Overblog
Editer l'article Suivre ce blog Administration + Créer mon blog
1 mars 2015 7 01 /03 /mars /2015 11:22
Pierres inventives du temps.

Nous regardons et nous voyons mais dans l’approximation de la vision. Sans doute s’agit-il de petites pierres levées dans le jour qui monte. De sable, donc de plage et de mer à proximité. Les ombres longues disent l’heure encore neuve et la disposition aux songes de la nuit. Des promeneurs, rares, pourraient cheminer, l’air absents, sur une levée de terre avec, vers le soleil, des marais semés des herbes vertes des vulpins, des lames des roseaux, des tubes des distiques terminés par leur mince plumet oscillant dans le vent océanique. Des enfants matinaux, munis de pelles et de râteaux, dresseraient les premières fortifications avec tourelles, mâchicoulis et inexpugnables donjons terminés par une feuille en guise d’oriflamme. Certes, nous pourrions voir tout cela et regagner notre demeure avec la satisfaction de celui qui sait. Mais, nous le sentons bien, il y aurait insuffisance à déployer cette vue immédiate des choses, à la tenir pour vraie et définitive.

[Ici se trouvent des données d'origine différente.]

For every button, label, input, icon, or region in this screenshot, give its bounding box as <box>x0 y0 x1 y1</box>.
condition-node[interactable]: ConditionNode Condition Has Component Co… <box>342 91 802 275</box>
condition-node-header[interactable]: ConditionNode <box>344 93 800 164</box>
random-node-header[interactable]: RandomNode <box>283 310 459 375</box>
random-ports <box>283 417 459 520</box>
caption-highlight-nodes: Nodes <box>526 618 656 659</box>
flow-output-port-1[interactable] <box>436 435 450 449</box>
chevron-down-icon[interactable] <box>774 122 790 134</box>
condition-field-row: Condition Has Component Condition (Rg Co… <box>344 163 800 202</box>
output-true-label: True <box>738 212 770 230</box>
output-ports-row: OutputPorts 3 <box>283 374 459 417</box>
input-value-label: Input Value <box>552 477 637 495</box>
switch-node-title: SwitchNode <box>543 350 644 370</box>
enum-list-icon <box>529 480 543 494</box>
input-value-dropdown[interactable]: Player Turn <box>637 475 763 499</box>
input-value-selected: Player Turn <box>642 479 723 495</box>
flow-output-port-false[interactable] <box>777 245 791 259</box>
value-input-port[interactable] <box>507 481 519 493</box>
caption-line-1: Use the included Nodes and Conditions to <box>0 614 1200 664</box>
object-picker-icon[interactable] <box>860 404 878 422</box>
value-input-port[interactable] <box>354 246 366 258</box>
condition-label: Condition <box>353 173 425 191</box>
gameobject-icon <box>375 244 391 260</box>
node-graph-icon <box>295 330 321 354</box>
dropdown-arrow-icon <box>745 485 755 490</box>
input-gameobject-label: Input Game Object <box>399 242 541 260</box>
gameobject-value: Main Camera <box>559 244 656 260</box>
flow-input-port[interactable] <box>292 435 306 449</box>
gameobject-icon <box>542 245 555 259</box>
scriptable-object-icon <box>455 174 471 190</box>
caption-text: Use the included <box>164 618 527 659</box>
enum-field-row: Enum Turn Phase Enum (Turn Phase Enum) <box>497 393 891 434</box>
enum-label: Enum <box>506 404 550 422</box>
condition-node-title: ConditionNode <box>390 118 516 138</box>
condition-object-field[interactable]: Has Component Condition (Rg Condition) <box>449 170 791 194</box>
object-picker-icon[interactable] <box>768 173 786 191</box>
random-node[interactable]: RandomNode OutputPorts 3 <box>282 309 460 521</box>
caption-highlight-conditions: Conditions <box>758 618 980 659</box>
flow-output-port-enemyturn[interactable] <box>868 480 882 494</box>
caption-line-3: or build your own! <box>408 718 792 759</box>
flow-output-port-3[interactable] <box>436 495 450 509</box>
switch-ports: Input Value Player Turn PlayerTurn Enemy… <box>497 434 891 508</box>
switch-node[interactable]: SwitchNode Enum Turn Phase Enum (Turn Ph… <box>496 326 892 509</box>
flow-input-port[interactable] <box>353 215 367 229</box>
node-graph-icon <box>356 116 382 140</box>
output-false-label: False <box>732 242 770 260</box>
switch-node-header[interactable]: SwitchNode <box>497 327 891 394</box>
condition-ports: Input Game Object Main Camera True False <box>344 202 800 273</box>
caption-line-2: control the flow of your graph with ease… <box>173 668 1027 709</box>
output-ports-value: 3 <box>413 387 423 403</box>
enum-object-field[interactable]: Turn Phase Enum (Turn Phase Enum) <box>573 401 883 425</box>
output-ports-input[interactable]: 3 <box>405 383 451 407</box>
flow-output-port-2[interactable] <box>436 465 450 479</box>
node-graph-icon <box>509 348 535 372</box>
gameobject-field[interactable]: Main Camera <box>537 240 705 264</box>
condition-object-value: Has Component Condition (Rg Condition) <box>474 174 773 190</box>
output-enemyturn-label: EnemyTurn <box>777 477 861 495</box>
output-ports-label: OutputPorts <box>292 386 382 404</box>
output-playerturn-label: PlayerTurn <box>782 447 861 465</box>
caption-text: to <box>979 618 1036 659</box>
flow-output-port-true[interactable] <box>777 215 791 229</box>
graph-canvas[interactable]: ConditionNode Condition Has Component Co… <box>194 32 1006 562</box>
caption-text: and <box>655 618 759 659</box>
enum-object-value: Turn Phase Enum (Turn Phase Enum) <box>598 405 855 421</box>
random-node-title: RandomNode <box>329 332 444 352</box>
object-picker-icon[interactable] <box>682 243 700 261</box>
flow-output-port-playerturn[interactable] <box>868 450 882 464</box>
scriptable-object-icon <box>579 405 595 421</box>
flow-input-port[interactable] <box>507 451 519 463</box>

Tout est métaphore nous disant en minces dramaturgies notre errance sur terre. Les vagues de sable, leur moutonnement, leurs mottes éteintes : la difficulté de s’y retrouver dans le fourmillement des hommes, dans la complexité du monde partout présente, dans le labyrinthe étroit des contingences. Les pierres : nous d’abord, en propre, genre de menhirs issus du sol, tendant vers le ciel, vers une félicité improbable, des mains rabotées telles des moignons et ne saisissant que l’absence d’être dans la courbure du jour. L’ombre portée : ce qui nous attache à la nuit, au mystère, à l’incompréhensible, au non-dit, à l’angoisse originelle, à notre propre finitude qui nous suit pas à pas et veille comme Cerbère, sur notre chute proche. Trois têtes du grand chien mythologique, l’une disant notre naissance, l’autre notre jeunesse, la dernière, enfin, notre vieillesse avec la trappe ouverte sur l’Hadès et le monde souterrain d’où nous venons, où nous nous ressourcerons comme dans un bain originel. Le dernier, le définitif, celui qui nomme la Trappe Majuscule par laquelle nous échappons au monde en même temps que nous nous soustrayons à nous-mêmes, nous qui n’avons jamais existé vraiment.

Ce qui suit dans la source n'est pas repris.